Les deux géants américains de l'informatique affirment qu'ils souhaitent rassurer leurs utilisateurs et clients à la suite des révélations de l'ex-consultant de l'Agence nationale de sécurité (NSA), Edward Snowden, sur la surveillance américaine massive dans le monde entier des communications téléphonique et par internet.

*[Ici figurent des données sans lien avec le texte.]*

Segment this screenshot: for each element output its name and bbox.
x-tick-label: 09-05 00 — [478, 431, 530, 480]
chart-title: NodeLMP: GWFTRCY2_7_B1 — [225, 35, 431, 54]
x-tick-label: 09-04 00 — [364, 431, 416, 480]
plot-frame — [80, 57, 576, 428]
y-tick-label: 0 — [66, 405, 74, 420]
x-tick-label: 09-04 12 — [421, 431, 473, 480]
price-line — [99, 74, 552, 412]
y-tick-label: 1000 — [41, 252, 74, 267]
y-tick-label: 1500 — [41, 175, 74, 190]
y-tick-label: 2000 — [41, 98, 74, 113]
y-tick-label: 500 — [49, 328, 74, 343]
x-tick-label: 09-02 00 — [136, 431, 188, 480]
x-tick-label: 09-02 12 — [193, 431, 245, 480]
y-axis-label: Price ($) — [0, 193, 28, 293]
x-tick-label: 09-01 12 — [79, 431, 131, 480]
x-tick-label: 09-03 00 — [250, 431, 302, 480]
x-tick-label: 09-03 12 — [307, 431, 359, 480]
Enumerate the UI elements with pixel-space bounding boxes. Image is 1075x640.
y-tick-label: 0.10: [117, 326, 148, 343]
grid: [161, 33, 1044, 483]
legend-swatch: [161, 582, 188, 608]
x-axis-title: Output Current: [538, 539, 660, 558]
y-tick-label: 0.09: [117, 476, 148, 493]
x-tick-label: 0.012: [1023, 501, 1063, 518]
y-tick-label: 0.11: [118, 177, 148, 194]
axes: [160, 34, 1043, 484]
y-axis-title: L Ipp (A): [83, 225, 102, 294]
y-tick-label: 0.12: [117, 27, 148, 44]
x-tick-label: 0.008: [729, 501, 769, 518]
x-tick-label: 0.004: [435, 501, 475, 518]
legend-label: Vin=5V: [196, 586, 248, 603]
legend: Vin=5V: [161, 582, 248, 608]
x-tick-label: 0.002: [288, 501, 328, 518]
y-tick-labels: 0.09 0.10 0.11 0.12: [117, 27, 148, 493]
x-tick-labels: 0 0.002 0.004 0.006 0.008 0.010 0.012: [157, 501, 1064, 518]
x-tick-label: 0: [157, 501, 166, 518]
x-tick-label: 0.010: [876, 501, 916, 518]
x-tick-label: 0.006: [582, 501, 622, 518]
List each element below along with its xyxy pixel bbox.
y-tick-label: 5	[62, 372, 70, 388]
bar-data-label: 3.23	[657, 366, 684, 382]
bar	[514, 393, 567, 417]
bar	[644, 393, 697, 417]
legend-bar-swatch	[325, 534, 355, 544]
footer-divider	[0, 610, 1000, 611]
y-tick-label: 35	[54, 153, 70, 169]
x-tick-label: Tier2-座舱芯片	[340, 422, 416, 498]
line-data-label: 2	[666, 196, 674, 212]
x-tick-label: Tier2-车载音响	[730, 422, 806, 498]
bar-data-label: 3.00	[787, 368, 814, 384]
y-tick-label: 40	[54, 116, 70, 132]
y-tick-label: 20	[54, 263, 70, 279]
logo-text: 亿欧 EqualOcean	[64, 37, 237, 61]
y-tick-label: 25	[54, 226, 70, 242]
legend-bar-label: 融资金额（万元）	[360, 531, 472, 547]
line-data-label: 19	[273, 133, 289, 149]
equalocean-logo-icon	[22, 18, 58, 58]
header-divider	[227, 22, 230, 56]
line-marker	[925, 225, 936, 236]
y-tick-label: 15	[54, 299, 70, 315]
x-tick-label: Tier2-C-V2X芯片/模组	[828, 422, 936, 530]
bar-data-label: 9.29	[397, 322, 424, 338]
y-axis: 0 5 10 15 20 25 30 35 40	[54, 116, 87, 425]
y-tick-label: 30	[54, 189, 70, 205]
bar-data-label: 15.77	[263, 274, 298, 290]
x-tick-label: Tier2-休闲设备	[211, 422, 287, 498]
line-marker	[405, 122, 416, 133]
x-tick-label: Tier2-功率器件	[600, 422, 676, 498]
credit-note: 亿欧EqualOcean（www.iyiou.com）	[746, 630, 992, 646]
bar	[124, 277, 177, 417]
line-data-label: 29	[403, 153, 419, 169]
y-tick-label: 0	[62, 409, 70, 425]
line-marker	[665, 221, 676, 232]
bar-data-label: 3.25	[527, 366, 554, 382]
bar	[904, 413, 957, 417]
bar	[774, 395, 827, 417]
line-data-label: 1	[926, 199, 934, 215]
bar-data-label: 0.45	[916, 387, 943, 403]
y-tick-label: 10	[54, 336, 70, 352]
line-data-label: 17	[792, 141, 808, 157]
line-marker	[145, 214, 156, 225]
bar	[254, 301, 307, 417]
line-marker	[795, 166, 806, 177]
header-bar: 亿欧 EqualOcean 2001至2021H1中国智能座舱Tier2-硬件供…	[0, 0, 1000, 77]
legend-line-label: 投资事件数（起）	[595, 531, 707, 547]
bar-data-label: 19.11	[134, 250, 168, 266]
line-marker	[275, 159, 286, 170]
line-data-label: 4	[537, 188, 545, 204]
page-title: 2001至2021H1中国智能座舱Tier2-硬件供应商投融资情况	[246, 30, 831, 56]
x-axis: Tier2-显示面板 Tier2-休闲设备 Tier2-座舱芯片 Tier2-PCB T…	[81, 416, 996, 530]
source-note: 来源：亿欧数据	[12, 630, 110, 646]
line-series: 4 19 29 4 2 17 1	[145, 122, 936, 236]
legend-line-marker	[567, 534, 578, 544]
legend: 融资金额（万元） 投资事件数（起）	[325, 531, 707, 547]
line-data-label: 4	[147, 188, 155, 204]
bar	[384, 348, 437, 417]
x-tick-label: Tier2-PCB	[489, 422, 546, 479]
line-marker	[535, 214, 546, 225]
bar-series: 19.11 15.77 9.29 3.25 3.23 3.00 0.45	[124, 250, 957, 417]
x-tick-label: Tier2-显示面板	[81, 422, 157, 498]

"Les médias ont indiqué par erreur que le programme en cause appelé Prism permettait au gouvernement américain +d'espionner directement les serveurs centraux+ de Microsoft et d'autres fournisseurs de communication électroniques", selon la requête de Microsoft citée par la Fisa.

"Microsoft a cherché et continue de chercher à corriger cette fausse impression (...) laissant croire qu'il fournit au gouvernement américain un accès direct à ses serveurs et ses réseaux".

Microsoft a demandé à la Fisa de lui accorder la permission de divulguer le nombre de requêtes qui lui sont adressées par les autorités considérées comme secrètes.

Google avait déjà demandé au gouvernement la permission de publier des informations sur ces requêtes qui lui sont faites au nom de la sécurité nationale, disant n'avoir "rien à cacher".

"Une plus grande transparence est nécessaire," a souligné un porte-parole de Google au moment du dépôt de la requête.

Google a indiqué qu'il cherchait à obtenir une décision de justice lui permettant de publier "des statistiques globales limitées" sur les ordres reçus par la société pour la transmission de données.

Les avocats de Google et Microsoft font valoir que les entreprises ont le droit, en vertu du Premier amendement de la Constitution américaine, de défendre leurs intérêts face aux programmes d'espionnage.

Google, Facebook et d'autres entreprises de technologie ont nié avec véhémence qu'ils ont sciemment participé au programme secret Prism, permettant à la NSA et au FBI de fouiller discrètement dans leurs serveurs.

Le programme aurait été mis en place en 2007 et s'est développé depuis pour devenir le contributeur le plus prolifique au "daily brief" de Barack Obama, le briefing top-secret sur le renseignement du président américain.